Sunday, August 30, 2009

George Washington & The Making of the Prefident 1789 by Marvin Kitman

“Summer reading” is a pleasant tradition, along with holiday movies, Easter brunch, and many others I know you enjoy. I’d like to hear about some of them.

The Los Angeles Times carried a list of books President Obama took on his vacation to Martha’s Vineyard. Included are a couple not considered exactly light reading – John Adams by David McCollough and Tom Friedman’s Hot, Flat, and Crowded.

Bookstores often feature crowded tables full of books, many of them classics, considered good candidates for “summer reading”.

Confess now, did you really read all the titles you brought with you? War and Peace doesn’t count!

I am really enjoying Kitman’s The Making of the Prefident 1789: The Unauthorized Campaign Biography. It’s a very funny, very clever, very readable spoof on George Washington. As the Father of our country shall we agree he’s fair game.

What makes a book readable for me? I can open it at any page and find continuity, the book maintains a lively pace, and generally the chapters are short. Kitman’s book is all of the above.

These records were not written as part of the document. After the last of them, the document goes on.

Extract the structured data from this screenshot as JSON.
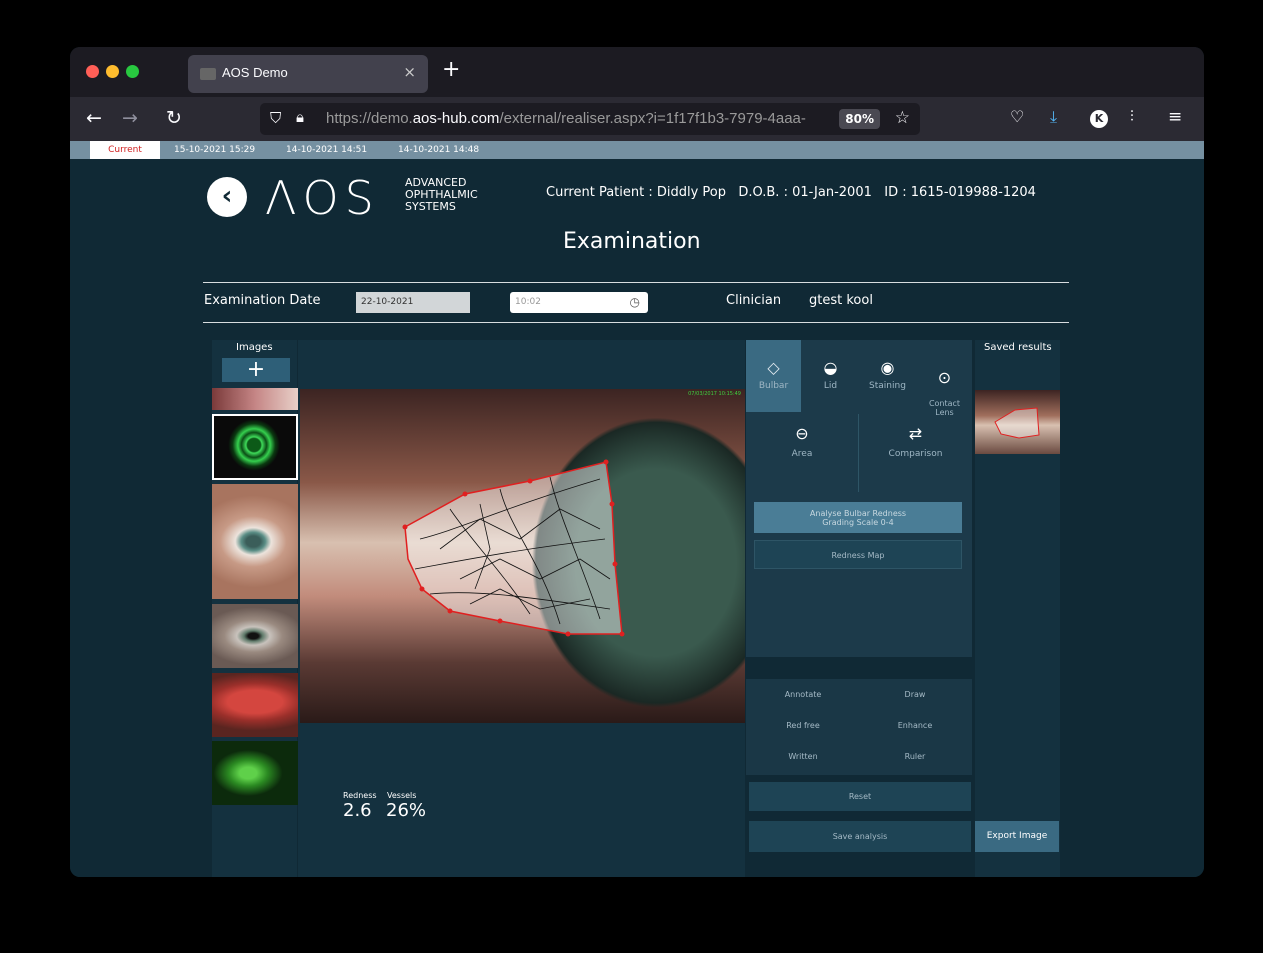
{
  "browser": {
    "tab_title": "AOS Demo",
    "url_dim_prefix": "https://demo.",
    "url_domain": "aos-hub.com",
    "url_path": "/external/realiser.aspx?i=1f17f1b3-7979-4aaa-",
    "zoom": "80%",
    "account_initial": "K"
  },
  "history_tabs": [
    "Current",
    "15-10-2021 15:29",
    "14-10-2021 14:51",
    "14-10-2021 14:48"
  ],
  "brand": {
    "name": "ΛOS",
    "sub_lines": [
      "ADVANCED",
      "OPHTHALMIC",
      "SYSTEMS"
    ]
  },
  "patient": {
    "header": "Current Patient : Diddly Pop   D.O.B. : 01-Jan-2001   ID : 1615-019988-1204"
  },
  "page_title": "Examination",
  "exam": {
    "date_label": "Examination Date",
    "date_value": "22-10-2021",
    "time_value": "10:02",
    "clinician_label": "Clinician",
    "clinician_value": "gtest kool"
  },
  "images_panel": {
    "label": "Images",
    "add": "+"
  },
  "analysis_tabs": [
    "Bulbar",
    "Lid",
    "Staining",
    "Contact\nLens"
  ],
  "analysis_modes": [
    "Area",
    "Comparison"
  ],
  "analysis_buttons": {
    "primary_line1": "Analyse Bulbar Redness",
    "primary_line2": "Grading Scale 0-4",
    "redness_map": "Redness Map"
  },
  "tools": [
    "Annotate",
    "Draw",
    "Red free",
    "Enhance",
    "Written",
    "Ruler"
  ],
  "reset": "Reset",
  "save_analysis": "Save analysis",
  "export_image": "Export Image",
  "saved_results_label": "Saved results",
  "metrics": {
    "redness_label": "Redness",
    "vessels_label": "Vessels",
    "redness_value": "2.6",
    "vessels_value": "26%"
  },
  "image_stamp": "07/03/2017 10:15:49",
  "colors": {
    "background": "#102935",
    "panel": "#1c3a4a",
    "active_tab": "#3a6a82",
    "accent_button": "#4a7d96",
    "roi": "#e02020"
  }
}
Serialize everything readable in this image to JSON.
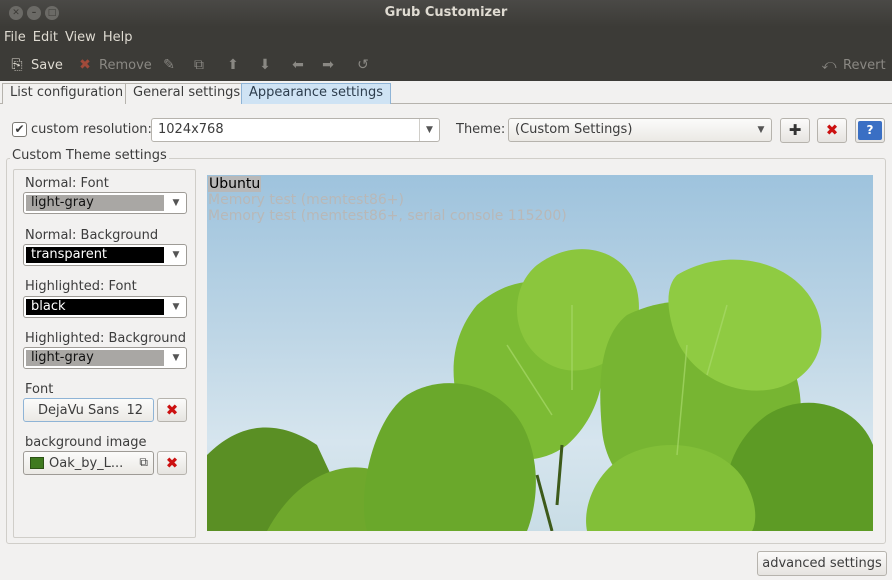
{
  "window": {
    "title": "Grub Customizer"
  },
  "menu": [
    "File",
    "Edit",
    "View",
    "Help"
  ],
  "toolbar": {
    "save": "Save",
    "remove": "Remove",
    "revert": "Revert"
  },
  "tabs": [
    "List configuration",
    "General settings",
    "Appearance settings"
  ],
  "resolution": {
    "checked": true,
    "label": "custom resolution:",
    "value": "1024x768"
  },
  "theme": {
    "label": "Theme:",
    "value": "(Custom Settings)"
  },
  "custom_theme": {
    "title": "Custom Theme settings",
    "normal_font_label": "Normal: Font",
    "normal_font_value": "light-gray",
    "normal_bg_label": "Normal: Background",
    "normal_bg_value": "transparent",
    "highlight_font_label": "Highlighted: Font",
    "highlight_font_value": "black",
    "highlight_bg_label": "Highlighted: Background",
    "highlight_bg_value": "light-gray",
    "font_label": "Font",
    "font_name": "DejaVu Sans",
    "font_size": "12",
    "bg_image_label": "background image",
    "bg_image_value": "Oak_by_L..."
  },
  "preview": {
    "entries": [
      "Ubuntu",
      "Memory test (memtest86+)",
      "Memory test (memtest86+, serial console 115200)"
    ]
  },
  "advanced_button": "advanced settings",
  "colors": {
    "light_gray": "#a9a7a4",
    "black": "#000000",
    "titlebar": "#3c3b37",
    "tab_active": "#cfe3f4"
  }
}
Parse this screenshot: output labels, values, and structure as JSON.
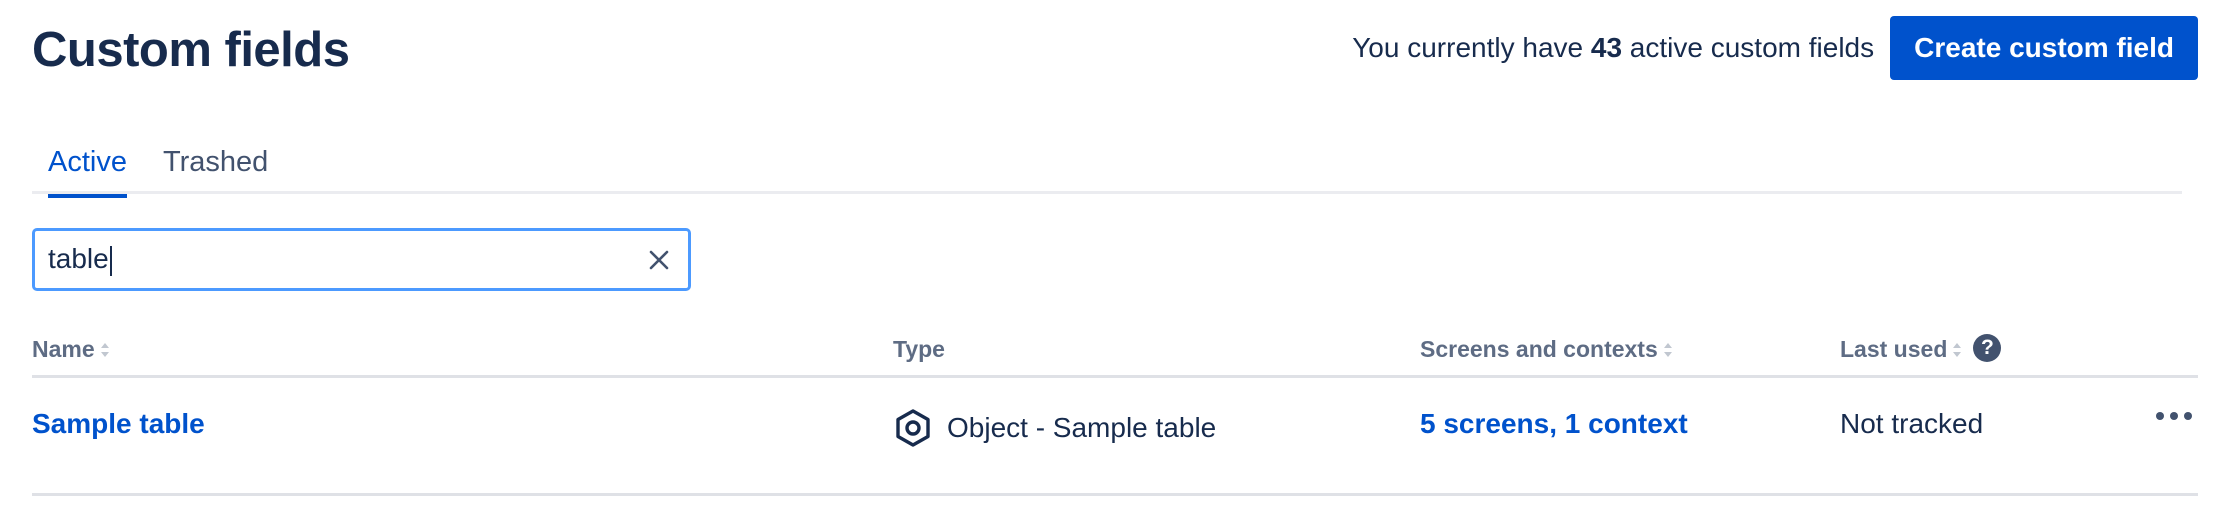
{
  "header": {
    "title": "Custom fields",
    "summary_prefix": "You currently have ",
    "active_count": "43",
    "summary_suffix": " active custom fields",
    "create_button_label": "Create custom field"
  },
  "tabs": [
    {
      "label": "Active",
      "active": true
    },
    {
      "label": "Trashed",
      "active": false
    }
  ],
  "search": {
    "value": "table"
  },
  "table": {
    "columns": {
      "name": "Name",
      "type": "Type",
      "screens": "Screens and contexts",
      "last_used": "Last used"
    },
    "rows": [
      {
        "name": "Sample table",
        "type": "Object - Sample table",
        "screens_contexts": "5 screens, 1 context",
        "last_used": "Not tracked"
      }
    ]
  },
  "colors": {
    "primary": "#0052CC",
    "text": "#172B4D",
    "subtle_text": "#5E6C84",
    "focus_border": "#4C9AFF"
  },
  "icons": {
    "clear": "close-icon",
    "sort": "sort-icon",
    "help": "help-icon",
    "type": "object-hexagon-icon",
    "more": "more-actions-icon"
  }
}
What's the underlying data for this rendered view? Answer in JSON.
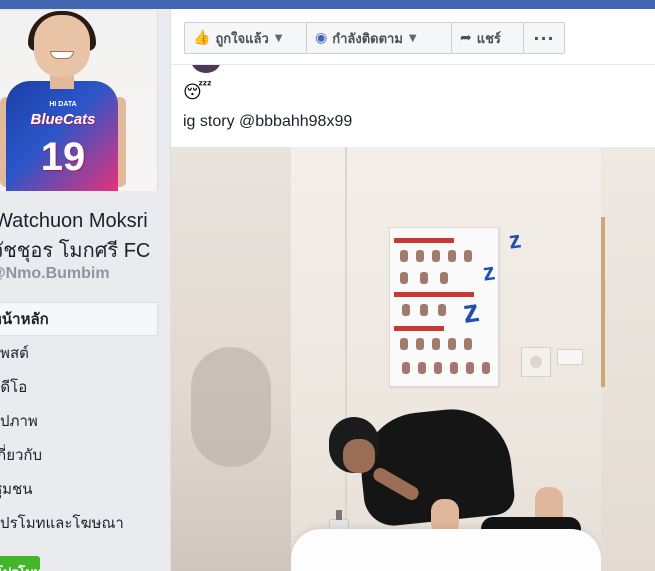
{
  "page": {
    "name_line1": "Watchuon Moksri",
    "name_line2": "วัชชุอร โมกศรี FC",
    "handle": "@Nmo.Bumbim"
  },
  "profile_picture": {
    "jersey_top": "HI DATA",
    "team_name": "BlueCats",
    "jersey_number": "19"
  },
  "left_menu": {
    "items": [
      {
        "label": "หน้าหลัก",
        "active": true
      },
      {
        "label": "โพสต์"
      },
      {
        "label": "วิดีโอ"
      },
      {
        "label": "รูปภาพ"
      },
      {
        "label": "เกี่ยวกับ"
      },
      {
        "label": "ชุมชน"
      },
      {
        "label": "โปรโมทและโฆษณา"
      }
    ],
    "cta_label": "โปรโมท"
  },
  "actions": {
    "like_label": "ถูกใจแล้ว",
    "follow_label": "กำลังติดตาม",
    "share_label": "แชร์",
    "more_label": "···"
  },
  "post": {
    "emoji": "😴",
    "caption": "ig story @bbbahh98x99",
    "story_stickers": [
      "z",
      "z",
      "z"
    ]
  },
  "colors": {
    "facebook_blue": "#4267b2",
    "cta_green": "#42b72a",
    "sticker_blue": "#1f4fb3"
  }
}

The back cover carries the following description of the book:

In The Making of the President 1789, humorist and self-appointed historian Marvin Kitman satirizes the contemporary “campaign insider” book while making the case that George Washington was not only “First in War, First in Peace” – he was also first among the Founding Fathers in gambling, drinking, and social climbing. And that’s not to mention his weakness for the Founding Girlfriends.

In an irreverent exposé of how the Mount Vernon Machine engineered the first presidential election victory, Kitman sets out to answer the questions: “How is it possible that a man with virtually no military experience becomes a general? He loses more battle than he wins and becomes a war hero? He has absolutely no political opinion in the most sophisticated intellectual period of our history? He has no ambitions, and he wins?”

Washington looked good, married well, that usually means rich. He engaged in wealth-inducing activities such as land speculation. His constant debt was respectable because after all, it was tied to being a large landowner and planter. Above all, he developed the right social graces, cultivating influential people around him.

He was never insignificant.

Even wearing his splendid uniforms was a powerful campaign tactic. His constant professed modesty got him elected unanimously as our first president. Washington had the luck to be in the right place at the right time.

Will I have the chance to read more in these waning days of summer? I have selected Cooperstown Confidential: Heroes, Rogues, and the Inside Story of the Baseball Hall of Fame. I could finish it by the time of the World Series.

We can’t bet on it. But betting always carries with it the element of surprise. – Renata Breisacher Mulry

1 comment: Editor said...

This is a funny book! Any guy who calls the Constitutional Convention "ConCon" has my vote.